Let's talk about tone - Brian - Trubify

Let’s talk about tone

Brian Lau Music

Admittedly, I’m a little bit of a tone snob.

It started when I first got into music. I have always tried to optimize every part of my signal chain based on what I could afford. The cheapest, no-frills, professional guitar; the best drum kit I could justify; outboard microphone preamps–I would even make my own cables and microphones because I could get a better sound quality for an equivalently priced factory made item.

One of the areas that I particularly held on to this belief was in my guitar rig. I tried to keep my signal chain as pure as I could. Most of the time, I would go straight into my 15 watt Trace Elliot Velocette and crank it all the way up. That rig would do me fine for most of the bands that I would play in. I would often walk into a rehearsal studio with the Velocette and an Epiphone ES-339, set it next to the other guitar’s Valvastate Marshall half-stack and drown him out.

By playing in different bands, playing different styles of music and smaller coffee shop gigs, I realized that the Velocette was too loud. I needed to introduce an overdrive pedal into my signal chain. A single overdrive was fine, but I had reservations about adding a bunch of pedals to the signal chain–especially if they were digital. I also needed a reverb solution, so I added a Dan Electro Spring King pedal which is an actual analog spring reverb pedal.

There was just something about going digital that rubbed me the wrong way. Why would I spend all this time and money to build this rig that was all awesome tube tone and then add a pedal that was converting my signal to digital, applying a digital effect and then converting it back to analog?

This, to me, was blasphemy. . .and it would completely kill my tone, right?

It wasn’t until I started working with another guitarist on a recording who would track his parts and send them to me to finish mine. I would mic up my rig, but I could never get mine to sound as present as his sound. I can attribute part of this to the fact that he is a better guitarist than I am, but I asked him what kind of rig he was running through because it had the great “spongy” sound that I like in my tube amp, but it was just brighter and more lively. He said that he was running his guitar directly into his interface and was using Digidesign Eleven Rack plugin.

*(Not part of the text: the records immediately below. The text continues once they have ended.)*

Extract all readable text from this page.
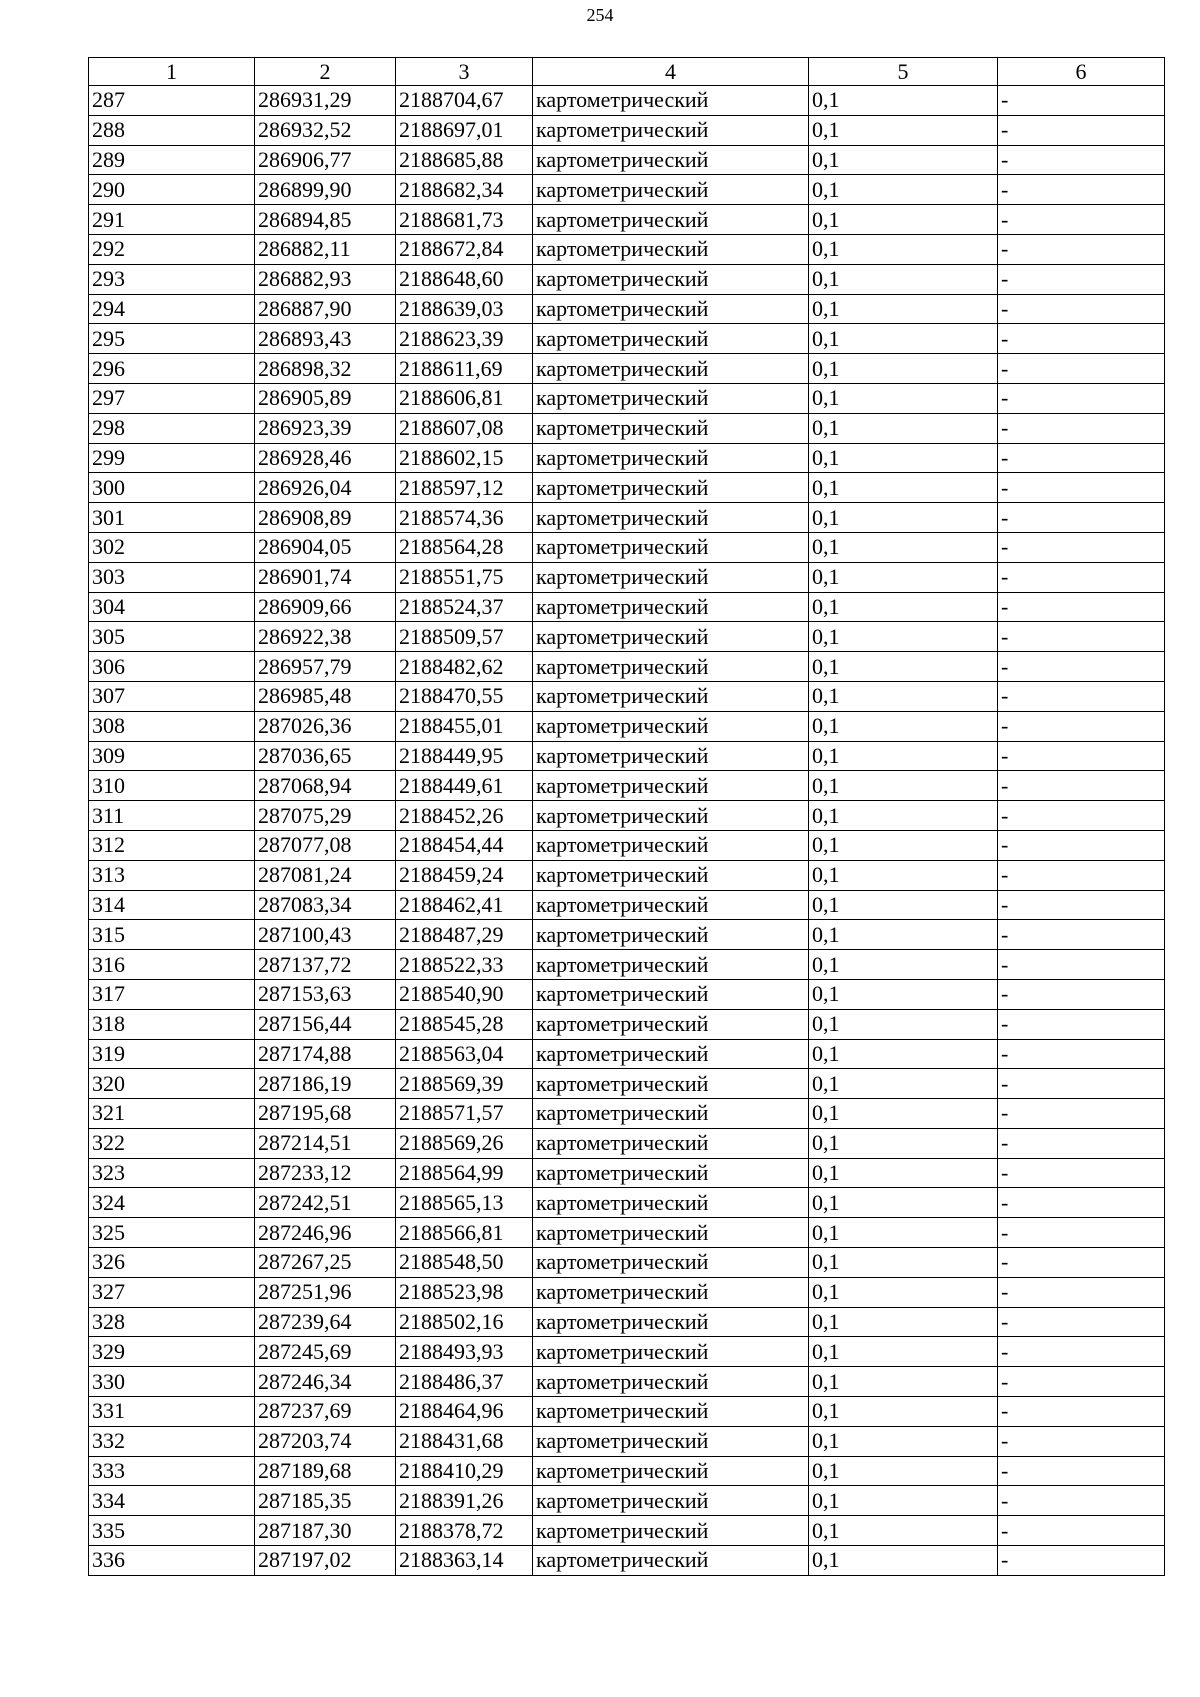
254
1	2	3	4	5	6
287	286931,29	2188704,67	картометрический	0,1	-
288	286932,52	2188697,01	картометрический	0,1	-
289	286906,77	2188685,88	картометрический	0,1	-
290	286899,90	2188682,34	картометрический	0,1	-
291	286894,85	2188681,73	картометрический	0,1	-
292	286882,11	2188672,84	картометрический	0,1	-
293	286882,93	2188648,60	картометрический	0,1	-
294	286887,90	2188639,03	картометрический	0,1	-
295	286893,43	2188623,39	картометрический	0,1	-
296	286898,32	2188611,69	картометрический	0,1	-
297	286905,89	2188606,81	картометрический	0,1	-
298	286923,39	2188607,08	картометрический	0,1	-
299	286928,46	2188602,15	картометрический	0,1	-
300	286926,04	2188597,12	картометрический	0,1	-
301	286908,89	2188574,36	картометрический	0,1	-
302	286904,05	2188564,28	картометрический	0,1	-
303	286901,74	2188551,75	картометрический	0,1	-
304	286909,66	2188524,37	картометрический	0,1	-
305	286922,38	2188509,57	картометрический	0,1	-
306	286957,79	2188482,62	картометрический	0,1	-
307	286985,48	2188470,55	картометрический	0,1	-
308	287026,36	2188455,01	картометрический	0,1	-
309	287036,65	2188449,95	картометрический	0,1	-
310	287068,94	2188449,61	картометрический	0,1	-
311	287075,29	2188452,26	картометрический	0,1	-
312	287077,08	2188454,44	картометрический	0,1	-
313	287081,24	2188459,24	картометрический	0,1	-
314	287083,34	2188462,41	картометрический	0,1	-
315	287100,43	2188487,29	картометрический	0,1	-
316	287137,72	2188522,33	картометрический	0,1	-
317	287153,63	2188540,90	картометрический	0,1	-
318	287156,44	2188545,28	картометрический	0,1	-
319	287174,88	2188563,04	картометрический	0,1	-
320	287186,19	2188569,39	картометрический	0,1	-
321	287195,68	2188571,57	картометрический	0,1	-
322	287214,51	2188569,26	картометрический	0,1	-
323	287233,12	2188564,99	картометрический	0,1	-
324	287242,51	2188565,13	картометрический	0,1	-
325	287246,96	2188566,81	картометрический	0,1	-
326	287267,25	2188548,50	картометрический	0,1	-
327	287251,96	2188523,98	картометрический	0,1	-
328	287239,64	2188502,16	картометрический	0,1	-
329	287245,69	2188493,93	картометрический	0,1	-
330	287246,34	2188486,37	картометрический	0,1	-
331	287237,69	2188464,96	картометрический	0,1	-
332	287203,74	2188431,68	картометрический	0,1	-
333	287189,68	2188410,29	картометрический	0,1	-
334	287185,35	2188391,26	картометрический	0,1	-
335	287187,30	2188378,72	картометрический	0,1	-
336	287197,02	2188363,14	картометрический	0,1	-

This really made me reevaluate my thinking. I spent so much time tracking and re-tracking my guitar, adjusting the amp settings, moving the mic, trying to get my guitar sound to be better than his. I was finally able to get a sound that I felt was more “analog” sounding than his, but it took about 2 days of tracking my guitar and I had to A/B the tracks side by side to be able to tell which one was which.

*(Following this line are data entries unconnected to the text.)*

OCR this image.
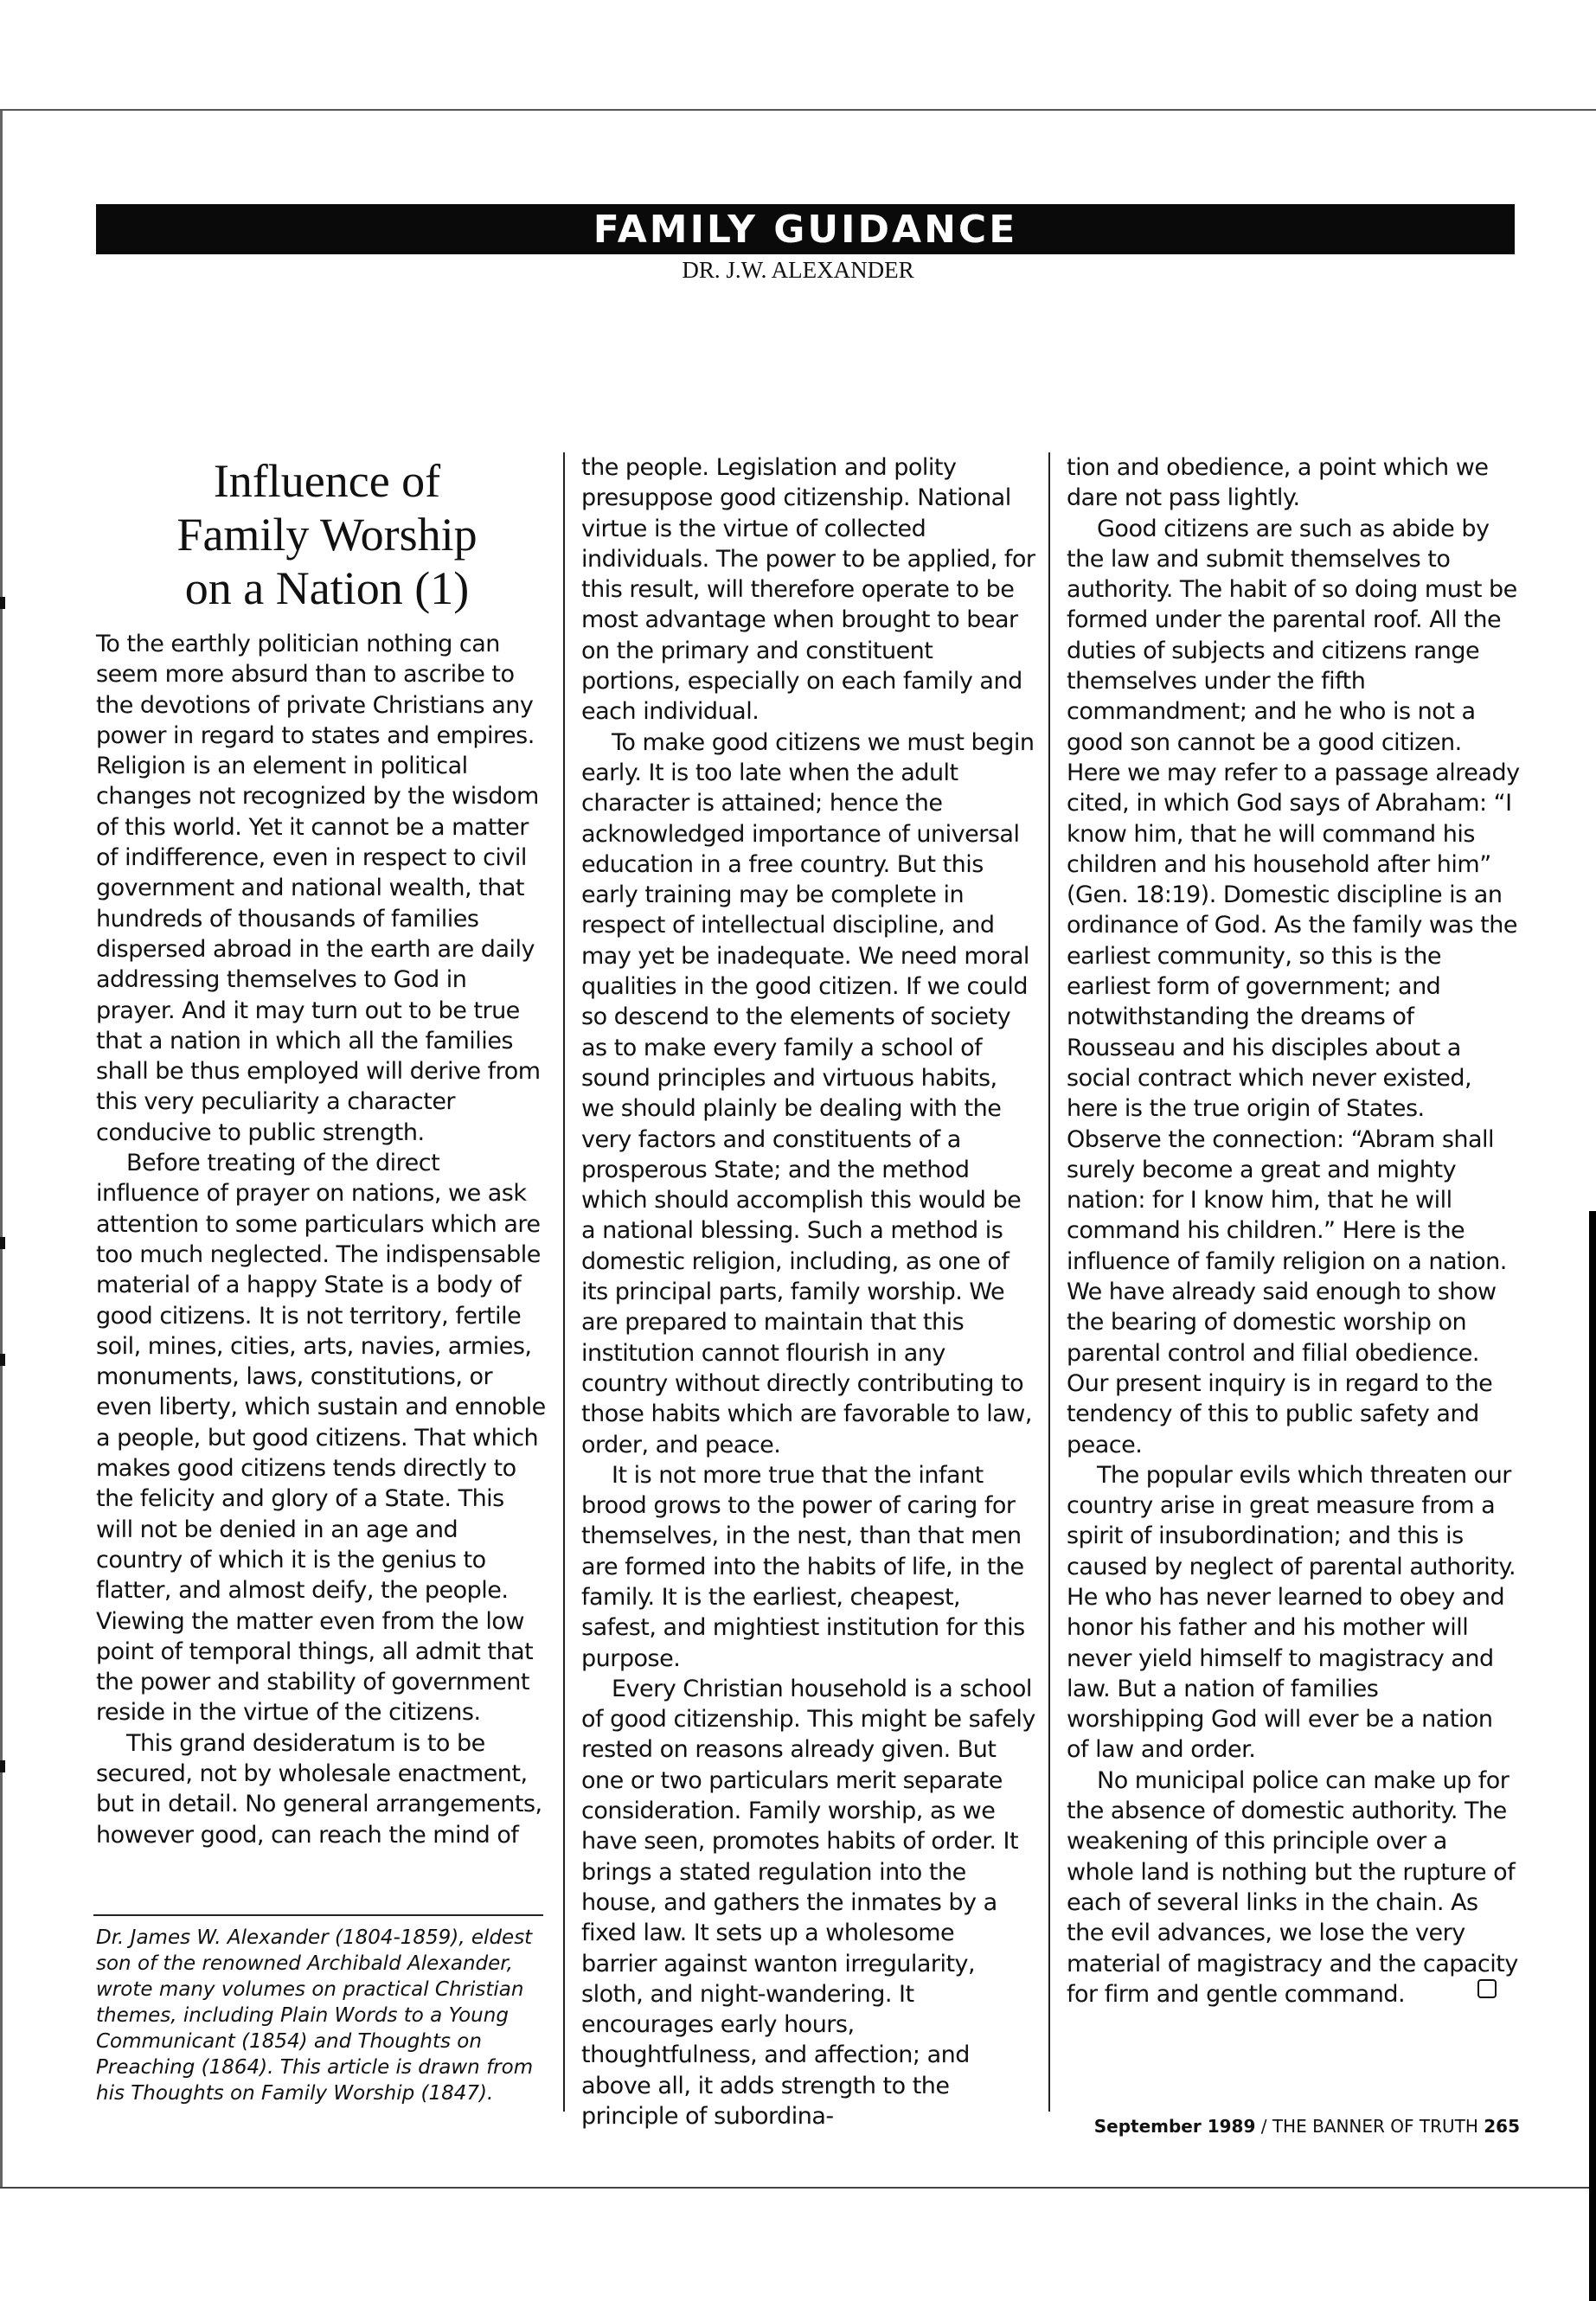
FAMILY GUIDANCE
DR. J.W. ALEXANDER
Influence of
Family Worship
on a Nation (1)

To the earthly politician nothing can seem more absurd than to ascribe to the devotions of private Christians any power in regard to states and empires. Religion is an element in political changes not recognized by the wisdom of this world. Yet it cannot be a matter of indifference, even in respect to civil government and national wealth, that hundreds of thousands of families dispersed abroad in the earth are daily addressing themselves to God in prayer. And it may turn out to be true that a nation in which all the families shall be thus employed will derive from this very peculiarity a character conducive to public strength.

Before treating of the direct influence of prayer on nations, we ask attention to some particulars which are too much neglected. The indispensable material of a happy State is a body of good citizens. It is not territory, fertile soil, mines, cities, arts, navies, armies, monuments, laws, constitutions, or even liberty, which sustain and ennoble a people, but good citizens. That which makes good citizens tends directly to the felicity and glory of a State. This will not be denied in an age and country of which it is the genius to flatter, and almost deify, the people. Viewing the matter even from the low point of temporal things, all admit that the power and stability of government reside in the virtue of the citizens.

This grand desideratum is to be secured, not by wholesale enactment, but in detail. No general arrangements, however good, can reach the mind of

the people. Legislation and polity presuppose good citizenship. National virtue is the virtue of collected individuals. The power to be applied, for this result, will therefore operate to be most advantage when brought to bear on the primary and constituent portions, especially on each family and each individual.

To make good citizens we must begin early. It is too late when the adult character is attained; hence the acknowledged importance of universal education in a free country. But this early training may be complete in respect of intellectual discipline, and may yet be inadequate. We need moral qualities in the good citizen. If we could so descend to the elements of society as to make every family a school of sound principles and virtuous habits, we should plainly be dealing with the very factors and constituents of a prosperous State; and the method which should accomplish this would be a national blessing. Such a method is domestic religion, including, as one of its principal parts, family worship. We are prepared to maintain that this institution cannot flourish in any country without directly contributing to those habits which are favorable to law, order, and peace.

It is not more true that the infant brood grows to the power of caring for themselves, in the nest, than that men are formed into the habits of life, in the family. It is the earliest, cheapest, safest, and mightiest institution for this purpose.

Every Christian household is a school of good citizenship. This might be safely rested on reasons already given. But one or two particulars merit separate consideration. Family worship, as we have seen, promotes habits of order. It brings a stated regulation into the house, and gathers the inmates by a fixed law. It sets up a wholesome barrier against wanton irregularity, sloth, and night-wandering. It encourages early hours, thoughtfulness, and affection; and above all, it adds strength to the principle of subordina-

tion and obedience, a point which we dare not pass lightly.

Good citizens are such as abide by the law and submit themselves to authority. The habit of so doing must be formed under the parental roof. All the duties of subjects and citizens range themselves under the fifth commandment; and he who is not a good son cannot be a good citizen. Here we may refer to a passage already cited, in which God says of Abraham: “I know him, that he will command his children and his household after him” (Gen. 18:19). Domestic discipline is an ordinance of God. As the family was the earliest community, so this is the earliest form of government; and notwithstanding the dreams of Rousseau and his disciples about a social contract which never existed, here is the true origin of States. Observe the connection: “Abram shall surely become a great and mighty nation: for I know him, that he will command his children.” Here is the influence of family religion on a nation. We have already said enough to show the bearing of domestic worship on parental control and filial obedience. Our present inquiry is in regard to the tendency of this to public safety and peace.

The popular evils which threaten our country arise in great measure from a spirit of insubordination; and this is caused by neglect of parental authority. He who has never learned to obey and honor his father and his mother will never yield himself to magistracy and law. But a nation of families worshipping God will ever be a nation of law and order.

No municipal police can make up for the absence of domestic authority. The weakening of this principle over a whole land is nothing but the rupture of each of several links in the chain. As the evil advances, we lose the very material of magistracy and the capacity for firm and gentle command.

Dr. James W. Alexander (1804-1859), eldest son of the renowned Archibald Alexander, wrote many volumes on practical Christian themes, including Plain Words to a Young Communicant (1854) and Thoughts on Preaching (1864). This article is drawn from his Thoughts on Family Worship (1847).
September 1989 / THE BANNER OF TRUTH 265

This brings me to the point of this post: How important is tone to your sound?

For the majority of the listeners, it doesn’t really matter. For the masses, the “good enough” threshold is far lower than most artists will acknowledge. There is something to be said about technically listening to a production for the engineering and producing mastery that happened on that recording.

But, bottom line, most people respond to a song based on an emotional connection they have with it. That can take many forms, such as relating to lyrics; loving the way a musician phrases a riff; or the way a song can make the listener feel the groove, making them want to move.

The reason that tone is important to me is because it is a mastery and artistry in the performance and production of a song. This motivates me to explore a song as I am producing or performing it. I get a no-frills satisfaction from having gear that produces a certain sound that appeals to me.

When I first get a new piece of gear, I explore all the different tonal possibilities it has and how to use it. Once I understand how it fits my style, I can figure out how to apply that to a song I’m working on. I do have to say that it can be quite expensive to go this route. Typically, I’ll pay a lot more for something that does one specific thing really well rather than buy a digital modeler of that instrument that is almost as good, but also does 20 other instruments equally well.

But, in the end, that little bit of extra tone makes me feel good about what I’m producing.